Lipids are fats, such as “good” and “bad” cholesterol or triglycerides, that circulate in the blood as part of normal body metabolism. Abnormal lipid levels may make a person more likely to develop atherosclerosis, a thickening of blood vessel walls that can lead to heart attacks and strokes. People with atherosclerosis sometimes accumulate calcium in their blood vessel walls. A special form of computed tomography (CT) can detect calcium in the blood vessels of the heart (coronary arteries). People with lots of calcium in their coronary arteries are more likely to have heart attacks and strokes. It is well known that abnormal lipid levels in middle age cause calcium to accumulate in coronary arteries and cause heart attacks. However, it is less clear whether abnormal lipid levels at younger ages are harmful, because so few young adults have heart attacks. Showing that abnormal lipid levels in young adulthood contribute to coronary artery calcium would suggest that they are harmful. It would also suggest that younger people need to pay attention to maintaining a healthy lifestyle, even though their short-term risk for a heart attack is low.

Why did the researchers do this particular study?

To see whether young adults with abnormal lipid levels are more likely to have calcium buildup in their coronary arteries later in life.

Who was studied?

3258 young adults who participated in a long-term study of heart health.

How was the study done?

The researchers measured participants' lipid levels over 15 to 20 years. At the end of that period, they did CT to measure coronary artery calcium. They then compared the probability of having coronary artery calcium in participants with and without abnormal lipid levels.

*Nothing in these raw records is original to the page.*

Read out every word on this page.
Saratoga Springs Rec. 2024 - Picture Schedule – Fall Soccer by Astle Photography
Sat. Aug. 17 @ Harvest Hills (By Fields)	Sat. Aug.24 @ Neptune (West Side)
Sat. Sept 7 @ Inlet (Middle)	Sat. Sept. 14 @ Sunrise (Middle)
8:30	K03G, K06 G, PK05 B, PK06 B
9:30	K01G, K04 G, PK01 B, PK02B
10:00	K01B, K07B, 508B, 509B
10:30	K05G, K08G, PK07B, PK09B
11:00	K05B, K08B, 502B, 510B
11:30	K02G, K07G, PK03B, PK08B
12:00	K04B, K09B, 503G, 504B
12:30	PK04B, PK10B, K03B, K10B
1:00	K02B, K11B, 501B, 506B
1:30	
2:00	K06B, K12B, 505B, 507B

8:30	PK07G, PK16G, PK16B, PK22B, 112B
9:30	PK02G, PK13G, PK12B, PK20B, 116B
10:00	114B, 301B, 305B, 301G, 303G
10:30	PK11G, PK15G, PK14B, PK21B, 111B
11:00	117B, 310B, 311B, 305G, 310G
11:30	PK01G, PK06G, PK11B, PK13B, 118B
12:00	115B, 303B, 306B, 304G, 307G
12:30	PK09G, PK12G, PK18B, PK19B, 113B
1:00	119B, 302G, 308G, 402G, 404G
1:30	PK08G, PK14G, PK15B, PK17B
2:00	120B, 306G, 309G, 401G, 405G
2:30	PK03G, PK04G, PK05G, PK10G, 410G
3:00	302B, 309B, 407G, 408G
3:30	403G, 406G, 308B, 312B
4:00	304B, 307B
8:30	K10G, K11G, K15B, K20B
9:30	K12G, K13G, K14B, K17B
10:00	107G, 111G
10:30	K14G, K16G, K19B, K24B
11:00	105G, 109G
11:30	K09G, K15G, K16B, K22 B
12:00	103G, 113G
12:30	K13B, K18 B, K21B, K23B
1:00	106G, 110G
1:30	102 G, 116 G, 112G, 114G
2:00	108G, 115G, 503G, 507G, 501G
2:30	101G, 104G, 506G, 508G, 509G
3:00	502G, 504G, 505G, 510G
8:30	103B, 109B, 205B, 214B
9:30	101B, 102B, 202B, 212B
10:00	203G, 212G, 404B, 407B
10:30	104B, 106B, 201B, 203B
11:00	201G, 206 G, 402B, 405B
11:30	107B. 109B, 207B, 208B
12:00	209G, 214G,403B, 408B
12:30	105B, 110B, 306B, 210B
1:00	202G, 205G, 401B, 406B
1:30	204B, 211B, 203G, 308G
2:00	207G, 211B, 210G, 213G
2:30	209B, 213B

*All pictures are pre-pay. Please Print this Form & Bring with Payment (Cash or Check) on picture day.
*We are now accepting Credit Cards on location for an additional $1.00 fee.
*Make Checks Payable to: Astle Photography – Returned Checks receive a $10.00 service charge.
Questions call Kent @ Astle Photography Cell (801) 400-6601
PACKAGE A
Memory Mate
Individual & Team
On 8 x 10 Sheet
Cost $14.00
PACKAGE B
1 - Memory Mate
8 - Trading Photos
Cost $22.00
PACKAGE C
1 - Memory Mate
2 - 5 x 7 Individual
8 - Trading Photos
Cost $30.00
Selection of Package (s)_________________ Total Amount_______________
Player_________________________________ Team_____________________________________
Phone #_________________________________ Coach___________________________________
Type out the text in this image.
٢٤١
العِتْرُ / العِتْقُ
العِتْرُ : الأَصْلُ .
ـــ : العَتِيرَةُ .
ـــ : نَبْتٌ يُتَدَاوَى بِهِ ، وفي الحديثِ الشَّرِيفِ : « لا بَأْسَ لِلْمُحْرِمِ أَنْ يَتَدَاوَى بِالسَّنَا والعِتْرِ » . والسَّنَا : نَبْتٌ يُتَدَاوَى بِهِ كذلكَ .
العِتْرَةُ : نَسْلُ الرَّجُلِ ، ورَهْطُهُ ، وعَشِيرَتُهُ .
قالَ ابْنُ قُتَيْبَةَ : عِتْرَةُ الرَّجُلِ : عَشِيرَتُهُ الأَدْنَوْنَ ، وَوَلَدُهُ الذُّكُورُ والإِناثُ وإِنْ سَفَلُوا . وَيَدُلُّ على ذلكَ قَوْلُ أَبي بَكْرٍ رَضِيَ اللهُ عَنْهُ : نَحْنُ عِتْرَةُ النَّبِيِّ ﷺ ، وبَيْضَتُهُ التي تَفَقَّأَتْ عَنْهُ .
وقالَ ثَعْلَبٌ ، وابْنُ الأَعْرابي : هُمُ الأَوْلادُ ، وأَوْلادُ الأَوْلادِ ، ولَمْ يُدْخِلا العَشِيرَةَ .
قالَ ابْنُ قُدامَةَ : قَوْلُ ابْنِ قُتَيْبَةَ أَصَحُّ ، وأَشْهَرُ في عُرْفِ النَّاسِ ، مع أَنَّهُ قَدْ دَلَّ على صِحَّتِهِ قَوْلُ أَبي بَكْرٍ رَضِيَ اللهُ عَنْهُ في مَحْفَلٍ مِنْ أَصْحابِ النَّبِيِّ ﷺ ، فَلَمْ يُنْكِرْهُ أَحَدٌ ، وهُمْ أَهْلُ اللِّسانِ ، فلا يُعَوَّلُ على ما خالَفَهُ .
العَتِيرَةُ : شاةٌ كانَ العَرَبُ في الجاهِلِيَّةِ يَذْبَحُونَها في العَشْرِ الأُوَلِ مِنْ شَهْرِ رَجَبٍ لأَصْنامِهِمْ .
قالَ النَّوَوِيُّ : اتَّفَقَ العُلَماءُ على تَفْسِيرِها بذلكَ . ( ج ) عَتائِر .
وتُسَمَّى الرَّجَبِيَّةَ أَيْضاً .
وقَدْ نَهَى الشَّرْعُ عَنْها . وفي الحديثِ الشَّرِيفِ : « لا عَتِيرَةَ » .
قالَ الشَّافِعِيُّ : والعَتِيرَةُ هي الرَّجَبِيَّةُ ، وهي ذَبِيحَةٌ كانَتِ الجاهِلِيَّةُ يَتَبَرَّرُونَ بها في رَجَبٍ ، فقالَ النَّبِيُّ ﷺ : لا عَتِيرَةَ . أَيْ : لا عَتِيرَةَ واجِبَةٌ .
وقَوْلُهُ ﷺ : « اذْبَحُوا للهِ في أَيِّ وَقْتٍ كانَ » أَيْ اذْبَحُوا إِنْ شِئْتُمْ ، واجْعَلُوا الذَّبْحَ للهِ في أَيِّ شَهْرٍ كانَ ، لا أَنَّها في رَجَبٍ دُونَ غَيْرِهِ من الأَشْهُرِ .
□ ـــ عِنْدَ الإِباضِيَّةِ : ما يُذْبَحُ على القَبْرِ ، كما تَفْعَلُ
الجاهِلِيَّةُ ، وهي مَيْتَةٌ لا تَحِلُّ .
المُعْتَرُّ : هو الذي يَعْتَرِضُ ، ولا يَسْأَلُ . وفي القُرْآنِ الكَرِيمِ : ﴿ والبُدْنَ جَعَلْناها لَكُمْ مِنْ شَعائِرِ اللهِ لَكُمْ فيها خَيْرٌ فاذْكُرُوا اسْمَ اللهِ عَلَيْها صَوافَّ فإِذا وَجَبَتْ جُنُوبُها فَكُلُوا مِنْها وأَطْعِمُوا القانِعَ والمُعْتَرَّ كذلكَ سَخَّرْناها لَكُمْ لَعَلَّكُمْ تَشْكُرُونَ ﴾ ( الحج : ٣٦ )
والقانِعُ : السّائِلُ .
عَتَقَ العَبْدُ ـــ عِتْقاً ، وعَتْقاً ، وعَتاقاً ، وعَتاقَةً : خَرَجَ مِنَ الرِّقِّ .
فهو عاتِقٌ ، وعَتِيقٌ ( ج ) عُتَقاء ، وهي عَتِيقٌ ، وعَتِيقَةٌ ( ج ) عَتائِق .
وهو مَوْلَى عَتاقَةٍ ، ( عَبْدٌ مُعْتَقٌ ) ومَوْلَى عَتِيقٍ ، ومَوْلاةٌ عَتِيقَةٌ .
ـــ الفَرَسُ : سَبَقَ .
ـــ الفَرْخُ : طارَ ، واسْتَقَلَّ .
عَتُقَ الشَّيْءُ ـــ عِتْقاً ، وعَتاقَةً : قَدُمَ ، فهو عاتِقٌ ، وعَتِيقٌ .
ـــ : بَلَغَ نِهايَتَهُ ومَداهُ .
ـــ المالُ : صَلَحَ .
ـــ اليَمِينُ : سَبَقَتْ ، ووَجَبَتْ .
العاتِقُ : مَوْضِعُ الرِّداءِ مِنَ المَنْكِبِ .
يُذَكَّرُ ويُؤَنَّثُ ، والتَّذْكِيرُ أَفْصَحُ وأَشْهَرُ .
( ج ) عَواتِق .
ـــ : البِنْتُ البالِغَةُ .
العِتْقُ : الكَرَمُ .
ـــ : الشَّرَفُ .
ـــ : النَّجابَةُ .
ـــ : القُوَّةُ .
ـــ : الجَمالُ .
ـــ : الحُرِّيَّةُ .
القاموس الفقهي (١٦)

What did the researchers find?

Participants with worse lipid levels throughout young adulthood were more likely to have calcium in their coronary arteries later in life.

What were the limitations of the study?

Not everyone with coronary artery calcium develops heart attacks and other diseases. The findings are therefore suggestive but not definitive. Also, the findings could be caused by factors other than those that the researchers measured.

What are the implications of the study?

Abnormal lipid levels in young adulthood make a person more likely to have coronary artery calcium and atherosclerosis later in life. People aged 20 to 35 years should be aware that what they eat and how much they exercise matter—even though their risk for a heart attack is low in the short term—and should not defer healthy eating and exercise until middle age.